Once customs gives the seal of approval, then the mobility team of the 82nd CAB begins the final stages to get the aircraft out of theater.
“(The 82nd CAB mobility team) is the Army representatives for our equipment going on Air Force planes,” said Staff Sgt. Krish Lalu, mobility non-commissioned officer, Headquarters and Headquarters Company, 82nd CAB. “We work with the Special Handling Office to schedule a joint inspection.”
The SHO is responsible for making sure all equipment is air-worthy prior to the plane's arrival.
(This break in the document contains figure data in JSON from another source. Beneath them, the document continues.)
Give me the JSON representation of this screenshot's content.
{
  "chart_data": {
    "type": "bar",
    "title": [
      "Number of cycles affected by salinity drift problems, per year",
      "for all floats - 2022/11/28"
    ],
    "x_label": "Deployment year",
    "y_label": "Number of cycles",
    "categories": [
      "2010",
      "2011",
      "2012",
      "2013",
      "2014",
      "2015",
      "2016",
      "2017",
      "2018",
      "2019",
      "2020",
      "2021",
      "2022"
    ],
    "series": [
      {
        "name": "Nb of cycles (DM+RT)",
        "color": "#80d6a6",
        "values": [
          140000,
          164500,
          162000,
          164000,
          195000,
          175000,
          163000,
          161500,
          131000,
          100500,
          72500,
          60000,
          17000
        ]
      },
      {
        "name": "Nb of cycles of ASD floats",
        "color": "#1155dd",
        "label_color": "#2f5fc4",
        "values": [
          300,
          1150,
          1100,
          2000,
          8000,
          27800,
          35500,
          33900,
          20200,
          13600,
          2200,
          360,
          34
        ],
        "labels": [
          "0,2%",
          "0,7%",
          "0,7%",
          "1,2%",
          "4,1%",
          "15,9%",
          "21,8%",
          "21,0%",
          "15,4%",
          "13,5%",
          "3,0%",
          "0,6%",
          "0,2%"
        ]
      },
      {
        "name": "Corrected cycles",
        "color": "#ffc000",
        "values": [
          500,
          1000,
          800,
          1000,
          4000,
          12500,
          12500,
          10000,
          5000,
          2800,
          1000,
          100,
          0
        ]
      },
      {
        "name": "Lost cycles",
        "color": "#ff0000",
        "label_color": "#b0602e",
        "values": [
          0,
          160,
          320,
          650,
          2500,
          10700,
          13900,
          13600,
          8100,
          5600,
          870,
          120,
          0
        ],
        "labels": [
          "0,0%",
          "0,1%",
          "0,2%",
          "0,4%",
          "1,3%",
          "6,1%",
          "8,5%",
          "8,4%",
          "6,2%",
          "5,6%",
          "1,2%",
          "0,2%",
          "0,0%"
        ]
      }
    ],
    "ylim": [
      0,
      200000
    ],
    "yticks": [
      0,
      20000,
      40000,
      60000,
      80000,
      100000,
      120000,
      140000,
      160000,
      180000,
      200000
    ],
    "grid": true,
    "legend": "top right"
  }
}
With the various types of equipment that leaves theater, units provide crews to serve as subject-matter experts.
“When we have helicopters or other aviation equipment, we usually have a crew there that is familiar with the equipment to serve as subject-matter experts,” said Lalu. “Since a helicopter is very technical, we request mechanics or pilots to assist us.”
Prior planning is important to making sure the helicopter leaves when it is scheduled.
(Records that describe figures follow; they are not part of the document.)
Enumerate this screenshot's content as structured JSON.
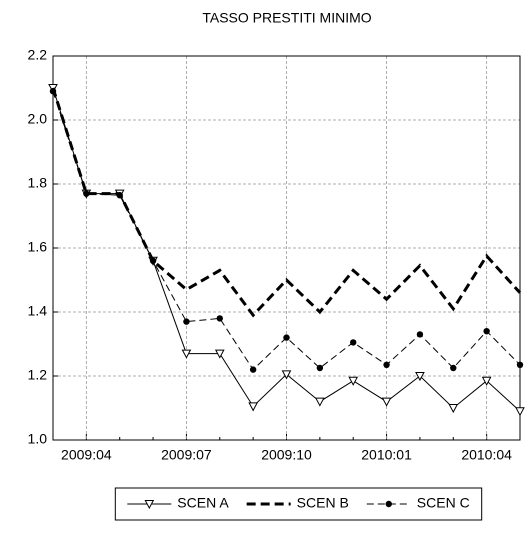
{
  "chart_data": {
    "type": "line",
    "title": "TASSO PRESTITI MINIMO",
    "categories": [
      null,
      "2009:04",
      null,
      null,
      "2009:07",
      null,
      null,
      "2009:10",
      null,
      null,
      "2010:01",
      null,
      null,
      "2010:04",
      null
    ],
    "ylim": [
      1.0,
      2.2
    ],
    "yticks": [
      {
        "value": 1.0,
        "label": "1.0"
      },
      {
        "value": 1.2,
        "label": "1.2"
      },
      {
        "value": 1.4,
        "label": "1.4"
      },
      {
        "value": 1.6,
        "label": "1.6"
      },
      {
        "value": 1.8,
        "label": "1.8"
      },
      {
        "value": 2.0,
        "label": "2.0"
      },
      {
        "value": 2.2,
        "label": "2.2"
      }
    ],
    "grid": true,
    "legend": "bottom",
    "series": [
      {
        "name": "SCEN A",
        "color": "#000000",
        "line_style": "solid",
        "marker": "triangle-down",
        "values": [
          2.1,
          1.77,
          1.77,
          1.56,
          1.27,
          1.27,
          1.105,
          1.205,
          1.12,
          1.185,
          1.12,
          1.2,
          1.1,
          1.185,
          1.09
        ]
      },
      {
        "name": "SCEN B",
        "color": "#000000",
        "line_style": "thick-dash",
        "marker": "none",
        "values": [
          2.1,
          1.77,
          1.77,
          1.56,
          1.47,
          1.53,
          1.39,
          1.5,
          1.4,
          1.53,
          1.44,
          1.545,
          1.41,
          1.575,
          1.46
        ]
      },
      {
        "name": "SCEN C",
        "color": "#000000",
        "line_style": "dash",
        "marker": "circle",
        "values": [
          2.09,
          1.77,
          1.765,
          1.56,
          1.37,
          1.38,
          1.22,
          1.32,
          1.225,
          1.305,
          1.235,
          1.33,
          1.225,
          1.34,
          1.235
        ]
      }
    ]
  }
}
“We schedule our joint inspection a day or two prior to lift off,” said Lalu. “That way if there are any issues, we have time to correct it.”
Sometimes, during the joint inspection, issues may be found. If the Air Force inspectors deem it not air-worthy, it could be one of two things: administrative or mechanical.
“If it is administrative, the mobility team will fix it,” Lalu said. “If it is mechanical, the crew and pilots would have to fix the issue.”
Once the paperwork and mechanical issues are resolved, the equipment waits for its day to redeploy back to the states.
“Once the Air Force completes their inspection, and we both sign off on it, that that cargo is sterile,” said Lalu. “Nothing goes on it, it doesn't move. The next time it will move is to get on the aircraft.”
U.S. Air Force Staff Sgt. Loren Rice, air transportation specialist, 455th Fighter Wing, serves as one of the joint inspectors of the Special Handling Office.
“We make sure the helicopter or other equipment is air-worthy,” said Rice. “We make sure things aren't broken or leaking. The aircraft must be clean, have the proper fuel level, and all tie-down points must be serviceable.”
Rice has enjoyed being a part of getting equipment out of Afghanistan.
“My favorite part is seeing all of the different types of cargo,” said Rice. “These pieces of equipment are things I don't get to usually see.”